The Shack is a novel, not a work of theology.  We cannot take its images of the Trinity as being theological, because then we would be on the start of a road to the modern heresy of vagueness.  I believe that both its supporters and its opponents have completely missed the boat, however.  Regardless of its merit as a novel, it is art.  We should treat it as art, not as theology, which both sides of the argument miss.

But where do we go for Trinitarian theology in a world that has lost its focus on the true nature of God?  People are turning to The Shack as theology (both for a lovefest as well as for the attack) because not a lot of people draw nigh to this question.  “Theology” today is usually actually, “A Christian/biblical approach to issue x, y, or z.”

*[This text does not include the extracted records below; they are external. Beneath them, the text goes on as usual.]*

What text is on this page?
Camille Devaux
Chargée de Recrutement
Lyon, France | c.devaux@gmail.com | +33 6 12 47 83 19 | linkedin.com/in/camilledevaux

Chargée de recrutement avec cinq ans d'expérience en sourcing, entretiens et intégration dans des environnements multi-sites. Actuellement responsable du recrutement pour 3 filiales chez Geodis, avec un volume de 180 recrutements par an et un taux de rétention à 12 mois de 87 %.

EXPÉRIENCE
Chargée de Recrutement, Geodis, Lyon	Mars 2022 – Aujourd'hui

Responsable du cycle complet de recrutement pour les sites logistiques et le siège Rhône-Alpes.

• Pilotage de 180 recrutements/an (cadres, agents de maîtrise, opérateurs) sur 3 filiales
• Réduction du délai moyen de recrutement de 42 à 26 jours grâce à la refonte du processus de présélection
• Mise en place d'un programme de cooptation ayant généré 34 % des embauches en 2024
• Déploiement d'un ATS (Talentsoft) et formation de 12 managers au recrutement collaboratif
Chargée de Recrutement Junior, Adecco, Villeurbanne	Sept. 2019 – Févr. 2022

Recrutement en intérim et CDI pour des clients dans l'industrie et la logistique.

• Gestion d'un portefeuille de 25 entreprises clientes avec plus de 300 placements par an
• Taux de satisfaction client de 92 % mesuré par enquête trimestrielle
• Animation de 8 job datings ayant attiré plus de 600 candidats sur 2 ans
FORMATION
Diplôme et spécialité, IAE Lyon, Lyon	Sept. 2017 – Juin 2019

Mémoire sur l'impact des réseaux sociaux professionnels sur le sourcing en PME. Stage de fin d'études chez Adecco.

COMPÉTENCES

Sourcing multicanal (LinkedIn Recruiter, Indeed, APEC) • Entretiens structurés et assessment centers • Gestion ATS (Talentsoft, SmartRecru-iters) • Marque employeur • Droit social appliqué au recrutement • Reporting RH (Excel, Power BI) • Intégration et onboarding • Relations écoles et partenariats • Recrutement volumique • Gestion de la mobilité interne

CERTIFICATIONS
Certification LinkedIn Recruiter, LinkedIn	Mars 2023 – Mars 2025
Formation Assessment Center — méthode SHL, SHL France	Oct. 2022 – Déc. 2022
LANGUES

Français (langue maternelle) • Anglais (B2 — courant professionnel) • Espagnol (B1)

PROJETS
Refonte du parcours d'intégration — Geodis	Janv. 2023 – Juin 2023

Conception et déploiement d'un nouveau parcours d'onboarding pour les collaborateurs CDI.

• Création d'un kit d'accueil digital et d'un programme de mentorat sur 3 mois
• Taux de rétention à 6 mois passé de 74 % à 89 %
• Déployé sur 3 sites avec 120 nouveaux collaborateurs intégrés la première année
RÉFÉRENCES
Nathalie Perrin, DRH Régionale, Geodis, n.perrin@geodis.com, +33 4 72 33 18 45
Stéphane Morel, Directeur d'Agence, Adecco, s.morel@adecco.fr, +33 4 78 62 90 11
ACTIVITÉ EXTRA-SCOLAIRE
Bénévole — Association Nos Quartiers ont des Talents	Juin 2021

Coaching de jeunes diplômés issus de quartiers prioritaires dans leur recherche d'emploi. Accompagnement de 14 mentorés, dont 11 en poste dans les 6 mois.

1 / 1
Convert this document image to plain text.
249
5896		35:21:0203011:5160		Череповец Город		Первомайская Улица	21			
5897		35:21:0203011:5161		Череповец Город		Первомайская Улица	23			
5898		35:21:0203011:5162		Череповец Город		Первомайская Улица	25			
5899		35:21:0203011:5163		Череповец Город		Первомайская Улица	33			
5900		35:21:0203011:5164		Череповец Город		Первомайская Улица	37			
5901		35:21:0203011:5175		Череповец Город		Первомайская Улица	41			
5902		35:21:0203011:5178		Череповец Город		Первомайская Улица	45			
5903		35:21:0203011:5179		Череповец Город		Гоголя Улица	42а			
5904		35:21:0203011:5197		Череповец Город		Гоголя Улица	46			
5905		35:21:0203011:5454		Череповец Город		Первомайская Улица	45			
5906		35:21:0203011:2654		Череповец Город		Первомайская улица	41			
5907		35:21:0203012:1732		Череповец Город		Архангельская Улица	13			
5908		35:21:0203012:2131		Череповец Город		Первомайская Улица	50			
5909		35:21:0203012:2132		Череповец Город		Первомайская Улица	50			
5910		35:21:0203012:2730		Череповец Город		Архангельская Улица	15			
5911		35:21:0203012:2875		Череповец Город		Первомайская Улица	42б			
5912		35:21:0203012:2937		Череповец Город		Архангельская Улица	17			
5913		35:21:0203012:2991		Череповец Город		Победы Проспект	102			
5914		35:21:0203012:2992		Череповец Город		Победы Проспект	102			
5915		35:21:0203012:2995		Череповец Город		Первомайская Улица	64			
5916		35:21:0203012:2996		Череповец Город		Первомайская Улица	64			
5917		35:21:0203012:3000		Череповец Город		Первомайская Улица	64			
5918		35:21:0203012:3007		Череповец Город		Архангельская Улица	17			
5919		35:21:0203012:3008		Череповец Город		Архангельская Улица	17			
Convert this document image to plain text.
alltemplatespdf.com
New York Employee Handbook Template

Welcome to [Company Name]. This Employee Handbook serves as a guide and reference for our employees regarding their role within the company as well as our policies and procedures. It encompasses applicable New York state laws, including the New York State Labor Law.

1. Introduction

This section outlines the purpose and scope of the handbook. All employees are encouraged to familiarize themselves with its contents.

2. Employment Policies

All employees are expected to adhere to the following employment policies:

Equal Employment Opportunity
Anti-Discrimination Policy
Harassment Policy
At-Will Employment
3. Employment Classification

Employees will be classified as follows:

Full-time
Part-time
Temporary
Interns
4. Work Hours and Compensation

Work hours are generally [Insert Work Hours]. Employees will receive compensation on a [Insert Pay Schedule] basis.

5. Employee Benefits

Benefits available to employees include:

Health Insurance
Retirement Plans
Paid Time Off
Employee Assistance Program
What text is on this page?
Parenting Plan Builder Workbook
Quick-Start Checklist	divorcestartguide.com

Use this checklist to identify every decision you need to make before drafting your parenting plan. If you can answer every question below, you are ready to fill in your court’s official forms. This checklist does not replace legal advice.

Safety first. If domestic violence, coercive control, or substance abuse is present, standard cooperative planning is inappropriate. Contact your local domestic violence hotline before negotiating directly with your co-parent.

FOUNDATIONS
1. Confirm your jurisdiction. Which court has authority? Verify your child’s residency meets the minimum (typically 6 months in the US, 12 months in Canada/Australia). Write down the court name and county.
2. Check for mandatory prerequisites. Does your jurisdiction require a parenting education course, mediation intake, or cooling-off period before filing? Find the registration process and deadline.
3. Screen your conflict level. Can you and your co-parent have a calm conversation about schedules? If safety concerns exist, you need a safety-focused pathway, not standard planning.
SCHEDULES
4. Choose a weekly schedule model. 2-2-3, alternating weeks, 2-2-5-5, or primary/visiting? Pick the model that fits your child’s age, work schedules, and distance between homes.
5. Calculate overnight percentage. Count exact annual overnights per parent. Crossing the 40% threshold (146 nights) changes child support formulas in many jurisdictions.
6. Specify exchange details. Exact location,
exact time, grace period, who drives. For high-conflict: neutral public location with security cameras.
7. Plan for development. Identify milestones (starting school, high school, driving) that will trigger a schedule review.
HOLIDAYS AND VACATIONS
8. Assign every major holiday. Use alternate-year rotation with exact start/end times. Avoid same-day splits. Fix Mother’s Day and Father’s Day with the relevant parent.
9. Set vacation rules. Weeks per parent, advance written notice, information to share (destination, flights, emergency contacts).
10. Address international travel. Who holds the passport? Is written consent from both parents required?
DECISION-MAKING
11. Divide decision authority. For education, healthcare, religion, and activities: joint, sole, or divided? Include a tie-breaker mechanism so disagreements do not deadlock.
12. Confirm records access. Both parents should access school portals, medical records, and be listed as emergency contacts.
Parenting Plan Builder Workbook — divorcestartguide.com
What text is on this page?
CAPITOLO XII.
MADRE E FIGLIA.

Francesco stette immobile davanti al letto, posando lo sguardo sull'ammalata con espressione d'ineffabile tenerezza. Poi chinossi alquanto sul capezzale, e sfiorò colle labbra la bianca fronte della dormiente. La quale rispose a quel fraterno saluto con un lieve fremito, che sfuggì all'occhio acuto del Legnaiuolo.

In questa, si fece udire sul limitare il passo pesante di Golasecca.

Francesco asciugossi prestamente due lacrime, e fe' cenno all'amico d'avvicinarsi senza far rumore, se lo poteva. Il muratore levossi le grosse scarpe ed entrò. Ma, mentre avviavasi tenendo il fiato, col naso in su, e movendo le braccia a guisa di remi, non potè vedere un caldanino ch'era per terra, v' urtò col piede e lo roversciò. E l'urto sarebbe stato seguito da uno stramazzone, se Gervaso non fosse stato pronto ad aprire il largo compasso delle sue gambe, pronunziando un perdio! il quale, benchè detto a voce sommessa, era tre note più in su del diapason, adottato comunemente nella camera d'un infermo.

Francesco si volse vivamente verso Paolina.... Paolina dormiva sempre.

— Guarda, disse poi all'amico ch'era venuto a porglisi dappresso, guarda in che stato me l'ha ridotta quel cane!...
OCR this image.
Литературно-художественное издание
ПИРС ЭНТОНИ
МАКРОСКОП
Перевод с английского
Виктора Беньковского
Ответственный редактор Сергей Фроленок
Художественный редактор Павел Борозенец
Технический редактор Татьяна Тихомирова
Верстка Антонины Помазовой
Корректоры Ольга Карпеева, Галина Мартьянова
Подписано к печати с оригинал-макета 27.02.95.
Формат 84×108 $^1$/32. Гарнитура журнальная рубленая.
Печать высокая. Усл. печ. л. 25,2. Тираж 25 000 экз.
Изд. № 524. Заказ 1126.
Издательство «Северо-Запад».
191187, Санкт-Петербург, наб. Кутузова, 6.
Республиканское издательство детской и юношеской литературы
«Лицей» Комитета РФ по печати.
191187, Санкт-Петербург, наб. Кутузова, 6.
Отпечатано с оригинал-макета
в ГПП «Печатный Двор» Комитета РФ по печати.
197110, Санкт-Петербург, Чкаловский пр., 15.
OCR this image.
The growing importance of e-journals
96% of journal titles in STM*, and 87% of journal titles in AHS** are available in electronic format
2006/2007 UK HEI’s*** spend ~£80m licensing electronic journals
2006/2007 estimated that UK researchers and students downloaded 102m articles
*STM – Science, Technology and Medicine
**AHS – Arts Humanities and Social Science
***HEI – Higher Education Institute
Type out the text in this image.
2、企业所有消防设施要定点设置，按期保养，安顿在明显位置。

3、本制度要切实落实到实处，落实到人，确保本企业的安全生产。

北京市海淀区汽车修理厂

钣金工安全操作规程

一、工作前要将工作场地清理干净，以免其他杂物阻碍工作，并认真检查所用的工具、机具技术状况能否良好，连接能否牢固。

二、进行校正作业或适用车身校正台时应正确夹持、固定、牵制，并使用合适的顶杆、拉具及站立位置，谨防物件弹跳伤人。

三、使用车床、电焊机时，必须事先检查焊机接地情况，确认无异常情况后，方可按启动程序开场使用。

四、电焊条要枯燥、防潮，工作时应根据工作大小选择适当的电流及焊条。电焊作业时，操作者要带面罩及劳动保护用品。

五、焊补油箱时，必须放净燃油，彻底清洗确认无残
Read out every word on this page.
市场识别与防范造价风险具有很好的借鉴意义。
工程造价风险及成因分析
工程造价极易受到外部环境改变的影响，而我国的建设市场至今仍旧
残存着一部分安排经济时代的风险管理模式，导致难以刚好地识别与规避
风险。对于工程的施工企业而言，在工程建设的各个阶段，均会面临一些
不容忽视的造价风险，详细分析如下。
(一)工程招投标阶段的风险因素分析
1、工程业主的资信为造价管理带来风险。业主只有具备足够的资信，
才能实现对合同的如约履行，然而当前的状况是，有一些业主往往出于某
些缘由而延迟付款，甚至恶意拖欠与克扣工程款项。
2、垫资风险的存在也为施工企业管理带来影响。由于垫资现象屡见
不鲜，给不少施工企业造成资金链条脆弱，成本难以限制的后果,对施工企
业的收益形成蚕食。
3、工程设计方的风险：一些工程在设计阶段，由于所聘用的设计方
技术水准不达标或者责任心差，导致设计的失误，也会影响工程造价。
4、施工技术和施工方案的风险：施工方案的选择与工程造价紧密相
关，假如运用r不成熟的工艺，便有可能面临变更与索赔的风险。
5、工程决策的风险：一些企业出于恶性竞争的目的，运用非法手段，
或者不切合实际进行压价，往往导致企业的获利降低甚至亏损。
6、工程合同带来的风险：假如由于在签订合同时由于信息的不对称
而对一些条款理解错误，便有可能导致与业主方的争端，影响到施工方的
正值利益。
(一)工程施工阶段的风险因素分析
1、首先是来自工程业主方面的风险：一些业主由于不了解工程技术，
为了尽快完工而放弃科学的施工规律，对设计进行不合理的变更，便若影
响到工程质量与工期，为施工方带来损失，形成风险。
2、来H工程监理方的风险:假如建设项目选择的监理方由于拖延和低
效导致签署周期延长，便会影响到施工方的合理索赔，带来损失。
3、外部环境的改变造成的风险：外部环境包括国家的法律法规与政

Start over on the right on the main page with The Creed of Saint Athanasius.  I have a friend whom it once saved from Arianism.

“Beyond Personality” in C.S. Lewis’ Mere Christianity.  I read it on Trinity Sunday a couple of years ago and benefitted greatly.  There is a reason Mere Christianity is a classic.

Intimacy and Ecstasy: When the Holy Spirit Meets the Human Spirit by Edith M. Humphrey.  This book is principally a book about Christian spirituality, but it takes its starting point as the Holy Trinity and deals with various aspects of Trinitarian theology, asking along the way, “How now then shall we live?”  Humphrey is a real, live theologian, unlike certain other writers out there.  Plus, she’s an orthodox Anglican.

Understanding the Trinity by Alister McGrath.

The best guides are likely the ancients, however.  Here are two:

Boethius On the Trinity and St. Augustine On the Trinity.  Boethius is shorter; both are online.

*I would have said personae, but that word has been co-opted for theological purposes at this time.